Since the increase in altitude had a significant impact on the SpO2 [19, 21], a clearer definition of the lower limit of normal SpO2 among neonates in high-altitude areas would enable protocols for oxygen therapy to be adapted to local conditions and enable appropriate application of resources. In a systemic review, Subhi et al. [18] suggested that for children aged 1 week to 12 years living at altitudes above 2,500 m, an SpO2 threshold of less than 85% was more appropriate to be considered as hypoxemia. Unfortunately, relevant data to establish thresholds for neonates during the first few hours of life at high altitudes are scarce. To the best of our knowledge, this is the first study to cover a wide range of altitude level, and we further presented cutoff values for identifying hypoxemia between 30 and 120 min after birth at different altitude levels, which might contribute to a better quality of oxygen therapy.

In this study, we presented the SpO2 values of healthy full-term neonates during the first 2 h of life at altitudes ranging from 847 m to 4,360 m for the first time and provided the cutoff values for identifying hypoxemia between 30 and 120 min after birth at each altitude level. However, this study has some limitations. First, some perinatal information such as the mother’s disease state, prenatal monitoring data, and the reason for cesarean section was unavailable from the current database. Second, we cannot provide long-term follow-up data to determine whether the lower SpO2 values at higher altitudes are sufficient for those infants to thrive just like their peers at sea level. Third, the dynamic trend of SpO2 after 2 h of life was unavailable. Despite this being an exploratory study, further prospective studies with long-term follow-up data are needed to confirm the optimal normal range of SpO2 at high altitudes, especially above 3,500 m.

Conclusions

In summary, the increase in altitude, especially Shangri-La (3,509 m) and Yushu (4,360 m), had a significant impact on SpO2 in healthy full-term neonates during their first 2 h of life. Establishing the SpO2 reference intervals in the first few hours of life in high-altitude areas will serve to optimize oxygen therapy.

Acknowledgments

We would like to thank the midwives and colleagues in the participating hospitals of CHANMA for their excellent technical assistance, Professor Weili Yan (Children’s Hospital of Fudan University, Shanghai, China) for her help in preparation of the manuscript, Peng Shi for his statistical advice, and Xinran Dong for her help with data visualization.

Statement of Ethics

This study was approved by the Ethics Committee of Kunming children’s hospital (2021-03-146-K01). Written informed consent was obtained from the legal guardians of the neonates.

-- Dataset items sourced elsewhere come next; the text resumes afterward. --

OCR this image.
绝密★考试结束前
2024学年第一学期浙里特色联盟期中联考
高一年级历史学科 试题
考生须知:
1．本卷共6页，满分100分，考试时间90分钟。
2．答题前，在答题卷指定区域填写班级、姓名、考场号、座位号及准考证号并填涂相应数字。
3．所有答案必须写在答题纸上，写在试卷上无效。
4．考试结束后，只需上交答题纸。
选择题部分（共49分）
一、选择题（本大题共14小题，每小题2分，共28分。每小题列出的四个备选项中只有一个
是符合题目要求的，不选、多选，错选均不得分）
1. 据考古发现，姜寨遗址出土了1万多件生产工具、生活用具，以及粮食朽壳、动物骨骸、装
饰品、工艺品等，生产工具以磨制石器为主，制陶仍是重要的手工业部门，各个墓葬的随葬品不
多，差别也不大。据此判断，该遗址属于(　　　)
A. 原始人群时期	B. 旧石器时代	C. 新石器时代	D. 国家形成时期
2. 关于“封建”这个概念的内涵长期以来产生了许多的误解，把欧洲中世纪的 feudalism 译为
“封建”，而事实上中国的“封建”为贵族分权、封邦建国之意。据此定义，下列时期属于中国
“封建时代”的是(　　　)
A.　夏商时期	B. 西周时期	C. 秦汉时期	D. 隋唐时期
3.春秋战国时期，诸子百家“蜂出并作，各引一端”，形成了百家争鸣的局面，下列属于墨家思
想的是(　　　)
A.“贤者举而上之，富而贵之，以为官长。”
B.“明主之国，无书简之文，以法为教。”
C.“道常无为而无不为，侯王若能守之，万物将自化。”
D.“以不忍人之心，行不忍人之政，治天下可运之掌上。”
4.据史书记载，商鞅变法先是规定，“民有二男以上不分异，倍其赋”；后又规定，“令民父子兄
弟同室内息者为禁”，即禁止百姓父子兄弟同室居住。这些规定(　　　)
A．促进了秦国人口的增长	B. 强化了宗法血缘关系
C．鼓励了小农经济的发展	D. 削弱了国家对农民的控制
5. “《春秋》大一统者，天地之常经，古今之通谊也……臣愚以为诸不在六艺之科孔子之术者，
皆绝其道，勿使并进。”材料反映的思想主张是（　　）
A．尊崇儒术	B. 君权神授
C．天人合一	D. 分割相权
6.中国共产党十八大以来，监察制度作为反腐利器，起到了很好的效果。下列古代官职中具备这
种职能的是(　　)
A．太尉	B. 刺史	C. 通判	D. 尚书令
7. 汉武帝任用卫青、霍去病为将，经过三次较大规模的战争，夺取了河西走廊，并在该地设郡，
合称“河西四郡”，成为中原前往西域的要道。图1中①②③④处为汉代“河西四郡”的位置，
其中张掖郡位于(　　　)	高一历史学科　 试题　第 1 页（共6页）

Conflict of Interest Statement

The authors declare no competing financial interests or any conflicts of interest in relation to the work described.

Funding Sources

This study is funded by the Zhou Wenhao Expert Workstation in Yunnan Province (No. 2019IC052). The funding organization did not play any role in the study design, data collection and analysis, decision to publish, or preparation of the manuscript.

Author Contributions

Yangfang Li, Bi Ze, Tiesong Zhang, Xiaomei Liu, and Jin Gao supervised the data collection and drafted and revised the manuscript. Hui Mao, Mingcai Qin, Yinzhen Lai, Suo nan ba jiu, and Guoyun Li designed the instruments, collected data, and analyzed the data for the work. Kun Du, Zhangbin Yu, and Wenhao Zhou designed the study, coordinated the data collection, and critically reviewed the manuscript.

Data Availability Statement

The data that support the findings of this study are not publicly available due to their containing information that could compromise the privacy of research participants but are available from Dr. Li Yangfang.